Every year, someone asks me in the weeks preceding Palm Sunday: ‘What happened to Palm Sunday? How come we have Palm/Passion Sunday?’ Usually the sentiment behind the query is one of consternation: why do we so rush through Palm Sunday to arrive at Passion Sunday? What are the two events jammed together?
As I spent half an hour last night in the silent church strewing palms, throwing others in the aisle (yes, it’s OK to walk on them, they haven’t been blessed, and they truly are a sign of hospitality), I kept coming back to two thoughts that express to me the paradox of this morning: ashes and palms, and the words to the Bach chorale found in hymn 158, ‘Ah, holy Jesus, how hast thou offended, that man to judge thee hath in hate pretended?… Who brought this upon thee? Alas, my treason, Jesus, hath undone thee. Twas I, Lord Jesus, I it was denied thee: I crucified thee.’
First, ashes and palms. There’s nothing like Ash Wednesday, the beginning of Lent, and Palm Sunday to bring people out in droves. People want their palms as much as they want the ashes on their foreheads. Maybe it’s childhood recollections of the festive nature of waving palms around in the air, the one time that one could cut loose a bit, or maybe (as a child), it was having something sanctioned to play with during the liturgy. For whatever reason, people love their palms. When I used to strip the palms up at Saint Mary’s, I selected out the thin palms, remembering how I, as a child, always wanted the fat ones. Palms become the ashes that get crossed on our foreheads the following year on Ash Wednesday and so the cycle of death, crucifixion, resurrection and redemption continues, even as it comes full circle this morning.
It would be lovely to linger at Palm Sunday, to stop the liturgy with the reading of the procession into Jerusalem as we used to in the lectionary of the 1928 Prayer Book, because it’s a triumphant moment, it’s a moment of anticipation, it’s a moment of celebration. There are still those of us who remember that stopping point, but increasingly, the church is becoming populated by people who only know Palm/Passion Sunday as found in the current prayer book. Perhaps the day would make more sense if we were to observe it the way fourth-century pilgrims to Jerusalem did, namely, holding a procession with palms with stations along the way, and then breaking for a time certain before returning to the eucharist at which the focus was at the passion. What we are doing nowadays is consolidating time and that tends to bring on the confusion.
Besides, the progression of thought from palms to ashes to death and resurrection forms the basis for this day. After our brief moment of celebration, we listen to the passion gospel according to the gospel appointed for the year, in this case, from Luke. And that is where the English translation to Bach’s chorale comes into play because, in my mind, I am like those people in the crowd who once threw palms as a sign of hospitality and then just as quickly turned on Jesus and betrayed him.
Nancy Roth in her book of meditations on selected hymns, writes of hymn 158:
‘Was it really you and I who caused Jesus’ death?
‘In our era, we have moved so far from the point of view in [this] hymn that we often do not take responsibility even for our own sins, much less the corporate sinfulness of humankind. We seek excuses for ourselves and for others, refusing to name the truth: “We have sinned against you in thought, word, and deed, by what we have done, and by what we have left undone.”

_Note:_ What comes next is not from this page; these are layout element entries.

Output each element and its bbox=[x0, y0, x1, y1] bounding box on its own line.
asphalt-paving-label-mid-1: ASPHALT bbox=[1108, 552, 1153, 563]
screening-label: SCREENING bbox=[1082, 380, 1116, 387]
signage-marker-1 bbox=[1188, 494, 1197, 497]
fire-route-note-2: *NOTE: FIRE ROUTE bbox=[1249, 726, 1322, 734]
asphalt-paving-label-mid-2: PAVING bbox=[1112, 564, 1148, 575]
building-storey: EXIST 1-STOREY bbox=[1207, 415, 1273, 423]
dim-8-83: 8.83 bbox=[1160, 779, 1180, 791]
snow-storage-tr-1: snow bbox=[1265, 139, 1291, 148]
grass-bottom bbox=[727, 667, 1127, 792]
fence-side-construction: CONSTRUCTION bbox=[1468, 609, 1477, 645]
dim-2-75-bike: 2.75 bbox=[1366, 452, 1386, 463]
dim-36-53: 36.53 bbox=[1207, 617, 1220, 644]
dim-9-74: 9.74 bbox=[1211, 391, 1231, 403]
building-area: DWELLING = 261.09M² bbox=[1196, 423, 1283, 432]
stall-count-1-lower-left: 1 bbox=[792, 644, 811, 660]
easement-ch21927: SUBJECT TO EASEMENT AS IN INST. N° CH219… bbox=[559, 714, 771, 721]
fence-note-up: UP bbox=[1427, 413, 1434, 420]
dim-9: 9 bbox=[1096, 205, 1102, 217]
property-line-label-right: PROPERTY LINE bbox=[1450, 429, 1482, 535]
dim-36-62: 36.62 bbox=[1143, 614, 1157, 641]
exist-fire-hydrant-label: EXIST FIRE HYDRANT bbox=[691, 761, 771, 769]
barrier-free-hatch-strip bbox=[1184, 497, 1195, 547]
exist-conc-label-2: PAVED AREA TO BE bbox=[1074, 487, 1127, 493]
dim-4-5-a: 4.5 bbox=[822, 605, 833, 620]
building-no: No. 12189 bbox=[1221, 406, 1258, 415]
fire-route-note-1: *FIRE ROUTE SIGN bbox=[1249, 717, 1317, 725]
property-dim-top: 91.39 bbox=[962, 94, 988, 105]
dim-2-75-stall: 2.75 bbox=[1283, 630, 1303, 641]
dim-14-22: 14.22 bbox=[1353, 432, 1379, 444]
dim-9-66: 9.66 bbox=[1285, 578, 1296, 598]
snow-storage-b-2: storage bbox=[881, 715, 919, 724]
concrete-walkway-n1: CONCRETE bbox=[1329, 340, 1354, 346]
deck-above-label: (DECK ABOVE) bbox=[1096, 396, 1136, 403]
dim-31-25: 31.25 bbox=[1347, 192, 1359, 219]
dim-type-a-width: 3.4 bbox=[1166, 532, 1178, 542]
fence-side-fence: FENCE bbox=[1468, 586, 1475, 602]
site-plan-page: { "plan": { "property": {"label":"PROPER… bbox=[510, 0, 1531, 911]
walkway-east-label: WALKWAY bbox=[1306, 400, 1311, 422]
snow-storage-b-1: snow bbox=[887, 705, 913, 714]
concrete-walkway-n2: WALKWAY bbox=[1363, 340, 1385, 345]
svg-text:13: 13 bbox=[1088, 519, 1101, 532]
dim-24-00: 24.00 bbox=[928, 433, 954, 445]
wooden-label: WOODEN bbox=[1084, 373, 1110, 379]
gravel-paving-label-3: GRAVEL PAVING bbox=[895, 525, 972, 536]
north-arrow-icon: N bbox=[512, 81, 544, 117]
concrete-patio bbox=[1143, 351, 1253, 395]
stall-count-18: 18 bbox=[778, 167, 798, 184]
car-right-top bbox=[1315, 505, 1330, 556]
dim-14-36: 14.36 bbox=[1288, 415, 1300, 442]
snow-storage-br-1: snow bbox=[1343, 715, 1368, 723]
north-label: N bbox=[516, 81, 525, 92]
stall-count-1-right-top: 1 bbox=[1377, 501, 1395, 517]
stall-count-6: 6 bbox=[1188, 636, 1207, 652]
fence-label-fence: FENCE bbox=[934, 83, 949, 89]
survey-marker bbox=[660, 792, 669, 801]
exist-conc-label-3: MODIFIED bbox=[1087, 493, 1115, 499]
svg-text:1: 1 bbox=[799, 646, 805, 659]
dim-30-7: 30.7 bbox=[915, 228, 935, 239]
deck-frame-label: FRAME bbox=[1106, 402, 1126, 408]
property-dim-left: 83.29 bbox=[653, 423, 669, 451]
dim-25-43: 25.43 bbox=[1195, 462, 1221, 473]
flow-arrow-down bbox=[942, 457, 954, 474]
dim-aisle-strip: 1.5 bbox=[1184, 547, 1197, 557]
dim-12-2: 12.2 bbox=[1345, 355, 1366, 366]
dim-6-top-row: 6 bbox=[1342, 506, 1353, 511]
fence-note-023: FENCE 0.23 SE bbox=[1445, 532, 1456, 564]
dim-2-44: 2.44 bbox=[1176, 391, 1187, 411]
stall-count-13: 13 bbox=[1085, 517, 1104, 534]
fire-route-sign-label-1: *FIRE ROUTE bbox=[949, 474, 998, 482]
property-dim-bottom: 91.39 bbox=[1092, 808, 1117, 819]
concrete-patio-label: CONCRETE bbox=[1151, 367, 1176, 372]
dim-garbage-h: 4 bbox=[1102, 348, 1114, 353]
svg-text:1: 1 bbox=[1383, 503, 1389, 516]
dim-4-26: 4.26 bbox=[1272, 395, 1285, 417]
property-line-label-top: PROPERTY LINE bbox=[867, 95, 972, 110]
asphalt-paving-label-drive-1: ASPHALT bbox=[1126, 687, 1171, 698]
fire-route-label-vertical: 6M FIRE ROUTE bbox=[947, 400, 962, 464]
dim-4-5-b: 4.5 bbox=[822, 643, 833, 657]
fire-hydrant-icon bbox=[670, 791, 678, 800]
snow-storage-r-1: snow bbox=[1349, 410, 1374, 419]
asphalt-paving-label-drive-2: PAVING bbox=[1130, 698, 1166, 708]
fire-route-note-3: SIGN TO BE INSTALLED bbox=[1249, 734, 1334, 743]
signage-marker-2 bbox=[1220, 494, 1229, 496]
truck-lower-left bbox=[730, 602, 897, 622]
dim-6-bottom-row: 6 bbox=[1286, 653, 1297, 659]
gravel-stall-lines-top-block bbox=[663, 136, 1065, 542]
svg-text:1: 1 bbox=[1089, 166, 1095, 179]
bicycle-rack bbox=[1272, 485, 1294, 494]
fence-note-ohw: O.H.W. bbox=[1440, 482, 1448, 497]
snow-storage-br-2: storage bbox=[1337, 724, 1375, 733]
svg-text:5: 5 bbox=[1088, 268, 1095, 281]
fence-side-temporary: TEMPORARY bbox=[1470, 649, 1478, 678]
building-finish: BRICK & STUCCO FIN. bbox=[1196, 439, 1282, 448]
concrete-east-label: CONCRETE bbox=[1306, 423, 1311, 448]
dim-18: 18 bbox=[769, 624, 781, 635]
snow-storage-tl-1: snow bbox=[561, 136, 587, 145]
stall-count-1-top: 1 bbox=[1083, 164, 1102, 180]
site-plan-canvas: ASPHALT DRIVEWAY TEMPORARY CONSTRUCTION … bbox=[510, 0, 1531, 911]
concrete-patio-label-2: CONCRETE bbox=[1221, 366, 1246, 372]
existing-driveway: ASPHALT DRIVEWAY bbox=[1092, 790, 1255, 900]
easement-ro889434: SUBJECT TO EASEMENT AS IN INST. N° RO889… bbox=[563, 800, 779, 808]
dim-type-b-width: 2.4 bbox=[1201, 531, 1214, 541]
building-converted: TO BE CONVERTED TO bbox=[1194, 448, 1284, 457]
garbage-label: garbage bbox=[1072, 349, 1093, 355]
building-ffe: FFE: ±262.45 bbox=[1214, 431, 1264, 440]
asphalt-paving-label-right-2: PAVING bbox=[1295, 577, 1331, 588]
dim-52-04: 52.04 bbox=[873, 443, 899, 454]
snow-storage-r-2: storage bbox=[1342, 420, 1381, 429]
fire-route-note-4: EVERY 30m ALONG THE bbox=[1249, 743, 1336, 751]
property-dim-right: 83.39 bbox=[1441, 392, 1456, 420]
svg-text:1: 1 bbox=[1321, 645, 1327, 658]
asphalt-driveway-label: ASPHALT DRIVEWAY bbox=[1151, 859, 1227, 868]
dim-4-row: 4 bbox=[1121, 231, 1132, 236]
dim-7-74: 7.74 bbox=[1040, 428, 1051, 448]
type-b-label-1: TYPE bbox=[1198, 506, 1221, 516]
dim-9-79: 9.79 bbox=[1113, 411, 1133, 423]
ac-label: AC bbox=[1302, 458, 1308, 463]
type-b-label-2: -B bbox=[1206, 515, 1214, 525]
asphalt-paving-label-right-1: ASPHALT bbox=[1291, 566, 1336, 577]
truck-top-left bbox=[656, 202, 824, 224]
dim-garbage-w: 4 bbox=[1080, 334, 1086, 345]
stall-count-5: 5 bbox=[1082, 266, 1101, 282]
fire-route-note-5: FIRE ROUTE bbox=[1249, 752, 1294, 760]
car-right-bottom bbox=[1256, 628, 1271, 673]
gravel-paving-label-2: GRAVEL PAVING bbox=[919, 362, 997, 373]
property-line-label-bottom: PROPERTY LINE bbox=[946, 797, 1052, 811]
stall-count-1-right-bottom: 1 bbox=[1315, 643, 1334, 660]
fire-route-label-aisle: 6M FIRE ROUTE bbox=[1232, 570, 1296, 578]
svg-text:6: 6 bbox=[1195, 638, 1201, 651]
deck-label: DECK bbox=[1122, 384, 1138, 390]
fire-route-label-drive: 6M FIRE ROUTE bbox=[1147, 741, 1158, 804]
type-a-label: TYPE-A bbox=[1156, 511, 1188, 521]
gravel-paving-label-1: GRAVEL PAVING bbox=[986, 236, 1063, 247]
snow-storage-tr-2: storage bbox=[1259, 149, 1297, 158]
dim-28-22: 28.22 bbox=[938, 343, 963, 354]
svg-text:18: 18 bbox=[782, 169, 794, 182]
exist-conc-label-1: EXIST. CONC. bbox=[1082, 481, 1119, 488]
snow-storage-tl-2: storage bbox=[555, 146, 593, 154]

‘As a result, we have difficulty in dealing with the evil around us. Whether conflict is international, national, local, or familial, we tend to “demonize” our adversaries, rather than acknowledge the complexity of social, political, and historical reality or the fact that those with whom we do not agree are human beings made in the image of God.
‘[…] When we have recognized our violations of love, however small, we will realize that each of us does, indeed, have the capacity for evil. To say “I crucified thee” may be going too far. But the sum total of those things which estrange each human being from God adds up to the destructive power that creates wars, cruelty and crucifixion.’
I think then, that some of people’s discomfort with Passion Sunday lies in our confrontation with this capacity. Perhaps that is why people simply want to linger with Palm Sunday and not get to the Passion part just so quickly — after all, it will be with us soon enough on Good Friday. And some of us skip it altogether and won’t return here until next Sunday when a lifetime journey will have passed within these walls.
Roth continues: ‘To recognize that such a capacity exists in each of us is the first step in healing and reconciliation. As we stand at the foot of the cross, we see both the effects of sin, and its remedy. Forgiven by the victim, we need no longer be victims of our guilt, but may go forward in life, absolved and healed.’ (1)
Allow yourself to inhabit the paradox of this morning — the festive palms, a symbol of welcome, and the confrontation of our capacity to do harm to one another, consciously or unconsciously. We can live in the paradox because we have already been forgiven and redeemed.
And then, having made your way through the internal chaos that this day sometimes brings, come walk with us the rest of the week to Easter Sunday because it will begin to make more sense as it unfolds over seven days.
END NOTE
(1) Nancy Roth, Awake, My Soul! Meditating on Hymns for Year B (New York, NY: Church Publishing Incorporated, 1999), 107-8.